When Paris proudly unveiled its mascot for the 2024 Olympics and Paralympics, the Phryge, it insisted the red triangular ambassador for the Games was a nod to the French Revolution, a “symbol of freedom” and to “show the world that sport can change everything”.
Organisers insisted the cuddly figures with tricolour ribbons were based on the Phrygian cap that has come to embody the values of the French Republic and is worn by iconic French figure Marianne in every town hall around the country.
However, many French commentators, mostly female, suggested the mascot hit an altogether different spot.
“We’re all in agreement it’s not a Phrygian cap at all but a full-blown clitoris?”, remarked Mathilde Meslin, a French journalist whose online observations were widely shared, causing much mirth.
“I’m sorry but if you airbrush out its little trainers and the French flag and there you go!”, she insisted.
“Thank you, that was my first reaction. Now I feel less alone,” remarked another female online commentator.
State cultural radio station France Culture picked up on the online conversation with Guillaume Erner, a sociologist and radio host, waxing lyrical on “the Olympic clitoris”.
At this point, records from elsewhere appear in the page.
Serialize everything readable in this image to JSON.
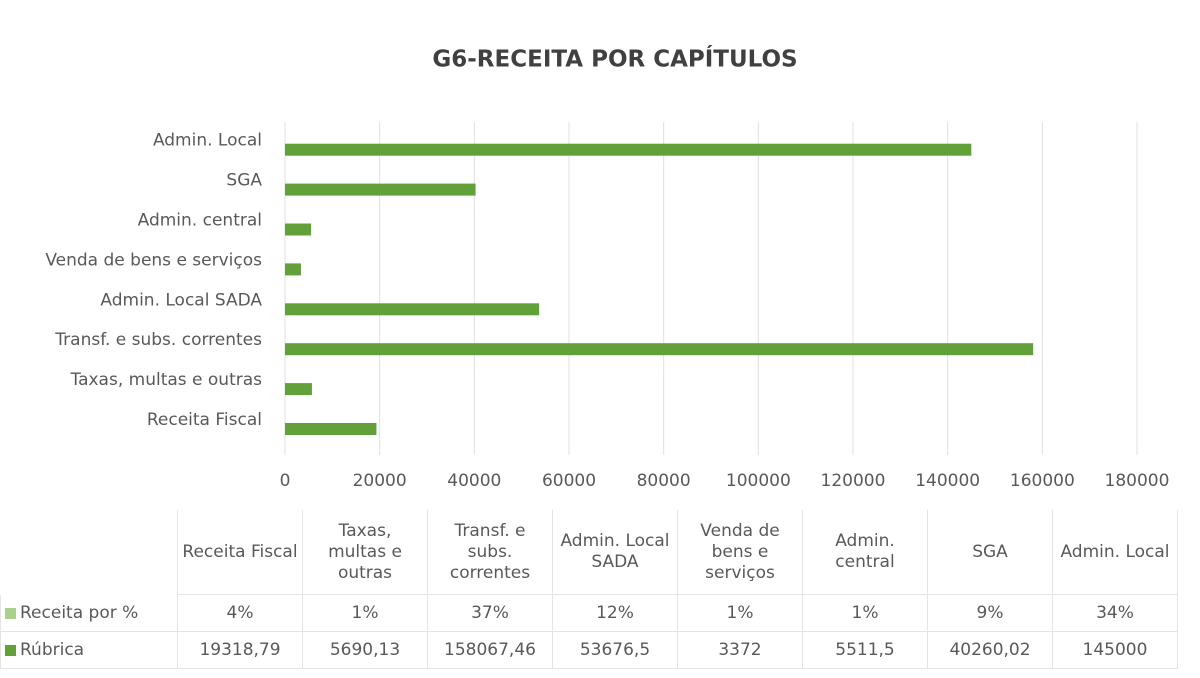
{
  "chart_data": {
    "type": "bar",
    "orientation": "horizontal",
    "title": "G6-RECEITA POR CAPÍTULOS",
    "categories": [
      "Receita Fiscal",
      "Taxas, multas e outras",
      "Transf. e subs. correntes",
      "Admin. Local SADA",
      "Venda de bens e serviços",
      "Admin. central",
      "SGA",
      "Admin. Local"
    ],
    "series": [
      {
        "name": "Receita por %",
        "color": "#a9d18e",
        "values": [
          4,
          1,
          37,
          12,
          1,
          1,
          9,
          34
        ],
        "value_labels": [
          "4%",
          "1%",
          "37%",
          "12%",
          "1%",
          "1%",
          "9%",
          "34%"
        ]
      },
      {
        "name": "Rúbrica",
        "color": "#62a03a",
        "values": [
          19318.79,
          5690.13,
          158067.46,
          53676.5,
          3372,
          5511.5,
          40260.02,
          145000
        ],
        "value_labels": [
          "19318,79",
          "5690,13",
          "158067,46",
          "53676,5",
          "3372",
          "5511,5",
          "40260,02",
          "145000"
        ]
      }
    ],
    "xlim": [
      0,
      180000
    ],
    "xticks": [
      0,
      20000,
      40000,
      60000,
      80000,
      100000,
      120000,
      140000,
      160000,
      180000
    ],
    "grid": true,
    "data_table": true
  }
}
“This is a first. By placing the Olympic Games under the authority of this female organ, our country is making a strong statement,” he said.
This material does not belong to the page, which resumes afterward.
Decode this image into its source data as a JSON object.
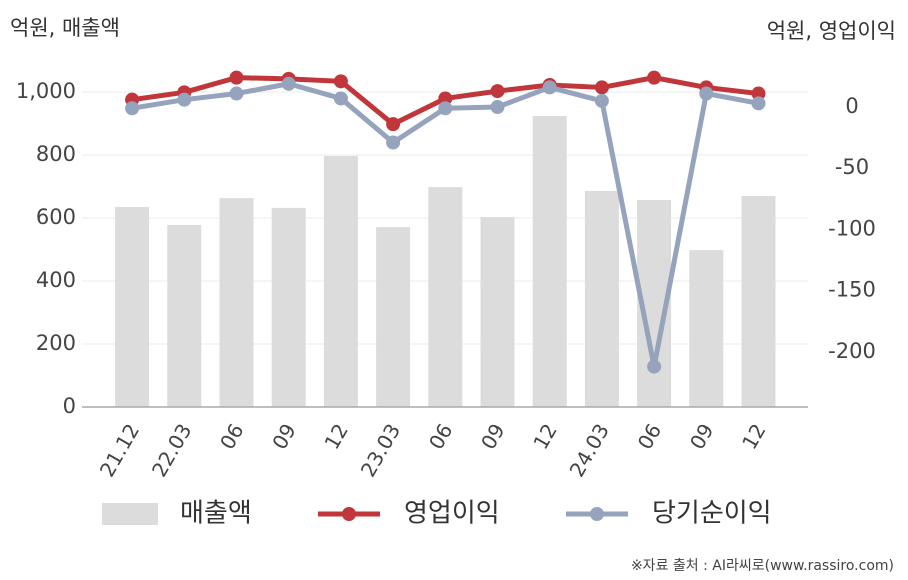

“It’s excellent news for female pleasure and the world’s general education,” he insisted. “Nobody can now say with impunity that the clitoris is the latest Toyota model.”
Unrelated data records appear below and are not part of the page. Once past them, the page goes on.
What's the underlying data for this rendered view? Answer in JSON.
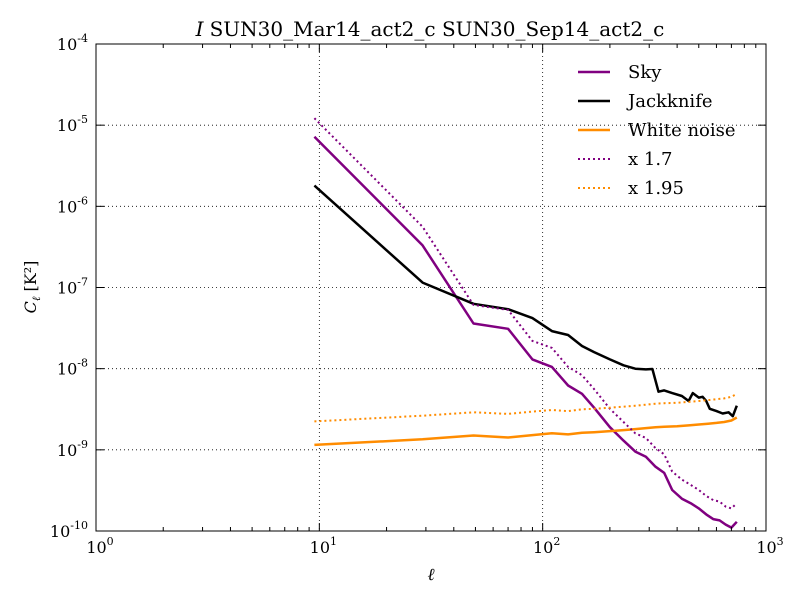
{
  "chart_data": {
    "type": "line",
    "title_italic": "I",
    "title_rest": "SUN30_Mar14_act2_c SUN30_Sep14_act2_c",
    "xlabel": "ℓ",
    "ylabel_main": "C",
    "ylabel_sub": "ℓ",
    "ylabel_unit": "[K²]",
    "x_scale": "log",
    "y_scale": "log",
    "xlim": [
      1,
      1000
    ],
    "ylim": [
      1e-10,
      0.0001
    ],
    "grid": true,
    "legend_position": "top-right",
    "x_ticks": [
      {
        "value": 1,
        "base": "10",
        "exp": "0"
      },
      {
        "value": 10,
        "base": "10",
        "exp": "1"
      },
      {
        "value": 100,
        "base": "10",
        "exp": "2"
      },
      {
        "value": 1000,
        "base": "10",
        "exp": "3"
      }
    ],
    "y_ticks": [
      {
        "value": 1e-10,
        "base": "10",
        "exp": "-10"
      },
      {
        "value": 1e-09,
        "base": "10",
        "exp": "-9"
      },
      {
        "value": 1e-08,
        "base": "10",
        "exp": "-8"
      },
      {
        "value": 1e-07,
        "base": "10",
        "exp": "-7"
      },
      {
        "value": 1e-06,
        "base": "10",
        "exp": "-6"
      },
      {
        "value": 1e-05,
        "base": "10",
        "exp": "-5"
      },
      {
        "value": 0.0001,
        "base": "10",
        "exp": "-4"
      }
    ],
    "series": [
      {
        "name": "Sky",
        "color": "#800080",
        "style": "solid",
        "x": [
          9.5,
          29,
          49,
          70,
          90,
          110,
          130,
          150,
          170,
          200,
          230,
          260,
          290,
          320,
          350,
          380,
          420,
          460,
          500,
          540,
          580,
          620,
          660,
          700,
          740
        ],
        "y": [
          7.2e-06,
          3.3e-07,
          3.6e-08,
          3.1e-08,
          1.3e-08,
          1.05e-08,
          6.2e-09,
          4.9e-09,
          3.3e-09,
          1.9e-09,
          1.3e-09,
          9.5e-10,
          8.2e-10,
          6.2e-10,
          5.2e-10,
          3.2e-10,
          2.5e-10,
          2.2e-10,
          1.9e-10,
          1.6e-10,
          1.4e-10,
          1.35e-10,
          1.2e-10,
          1.1e-10,
          1.3e-10
        ]
      },
      {
        "name": "Jackknife",
        "color": "#000000",
        "style": "solid",
        "x": [
          9.5,
          29,
          49,
          70,
          90,
          110,
          130,
          150,
          170,
          200,
          230,
          260,
          290,
          310,
          330,
          350,
          380,
          420,
          450,
          470,
          500,
          520,
          540,
          560,
          600,
          640,
          680,
          710,
          740
        ],
        "y": [
          1.8e-06,
          1.15e-07,
          6.3e-08,
          5.4e-08,
          4.2e-08,
          2.9e-08,
          2.6e-08,
          1.9e-08,
          1.6e-08,
          1.3e-08,
          1.1e-08,
          1e-08,
          9.8e-09,
          9.9e-09,
          5.2e-09,
          5.4e-09,
          5e-09,
          4.6e-09,
          4e-09,
          5e-09,
          4.4e-09,
          4.5e-09,
          4e-09,
          3.2e-09,
          3e-09,
          2.8e-09,
          2.9e-09,
          2.6e-09,
          3.5e-09
        ]
      },
      {
        "name": "White noise",
        "color": "#ff8c00",
        "style": "solid",
        "x": [
          9.5,
          29,
          49,
          70,
          90,
          110,
          130,
          150,
          170,
          200,
          230,
          260,
          290,
          320,
          350,
          400,
          450,
          500,
          550,
          600,
          650,
          700,
          740
        ],
        "y": [
          1.15e-09,
          1.35e-09,
          1.5e-09,
          1.42e-09,
          1.52e-09,
          1.6e-09,
          1.55e-09,
          1.62e-09,
          1.65e-09,
          1.7e-09,
          1.75e-09,
          1.8e-09,
          1.85e-09,
          1.9e-09,
          1.92e-09,
          1.95e-09,
          2e-09,
          2.05e-09,
          2.1e-09,
          2.15e-09,
          2.2e-09,
          2.3e-09,
          2.5e-09
        ]
      },
      {
        "name": "x 1.7",
        "color": "#800080",
        "style": "dotted",
        "x": [
          9.5,
          29,
          49,
          70,
          90,
          110,
          130,
          150,
          170,
          200,
          230,
          260,
          290,
          320,
          350,
          380,
          420,
          460,
          500,
          540,
          580,
          620,
          660,
          700,
          740
        ],
        "y": [
          1.22e-05,
          5.6e-07,
          6.1e-08,
          5.3e-08,
          2.2e-08,
          1.8e-08,
          1.05e-08,
          8.3e-09,
          5.6e-09,
          3.2e-09,
          2.2e-09,
          1.6e-09,
          1.4e-09,
          1.05e-09,
          8.8e-10,
          5.4e-10,
          4.3e-10,
          3.7e-10,
          3.2e-10,
          2.7e-10,
          2.4e-10,
          2.3e-10,
          2e-10,
          1.9e-10,
          2.2e-10
        ]
      },
      {
        "name": "x 1.95",
        "color": "#ff8c00",
        "style": "dotted",
        "x": [
          9.5,
          29,
          49,
          70,
          90,
          110,
          130,
          150,
          170,
          200,
          230,
          260,
          290,
          320,
          350,
          400,
          450,
          500,
          550,
          600,
          650,
          700,
          740
        ],
        "y": [
          2.24e-09,
          2.63e-09,
          2.9e-09,
          2.77e-09,
          2.96e-09,
          3.1e-09,
          3e-09,
          3.16e-09,
          3.2e-09,
          3.3e-09,
          3.4e-09,
          3.5e-09,
          3.6e-09,
          3.7e-09,
          3.75e-09,
          3.8e-09,
          3.9e-09,
          4e-09,
          4.1e-09,
          4.2e-09,
          4.3e-09,
          4.5e-09,
          4.9e-09
        ]
      }
    ]
  }
}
“It would have been funnier if this thing had made it to Qatar on the pitch opposite the emir,” said one commentator in reference to the upcoming football World Cup.
Unfazed, Tony Estinguet, the Paris 2024 president, insisted that the mascot was indeed a breath of fresh air as “we chose an ideal rather than an animal”.
At its launch on Monday, organisers said the Phryges – pronounced fri-jee-uhs – “are sporty, love to party … and are so French”.
‘It’s a problem’
However, on Tuesday, President Emmanuel Macron’s government was not amused to learn that these symbols of Gallic national pride – held under the banner of “environmental excellence” – are in fact being made thousands of miles away in China.
The two French companies in charge of making two million of the mascots are basing at least 80 per cent of production in the Asian country, with only eight per cent being made in France.
Asked whether this was an issue, Christophe Béchu, the French environment minister, said: “It’s a problem.”
“At a time when we are explaining that we need local distribution channels and need to restore local production, we can’t find ourselves making mascots at the other side of the world, especially when we’re supposed to be fighting against climate change,” he told France Info.
“I would like to think that with a few months to go before the games, we can rectify this situation,” he said. In its defence, the Olympic Committee said that “the vast majority of cuddly toys sold in France” come from China.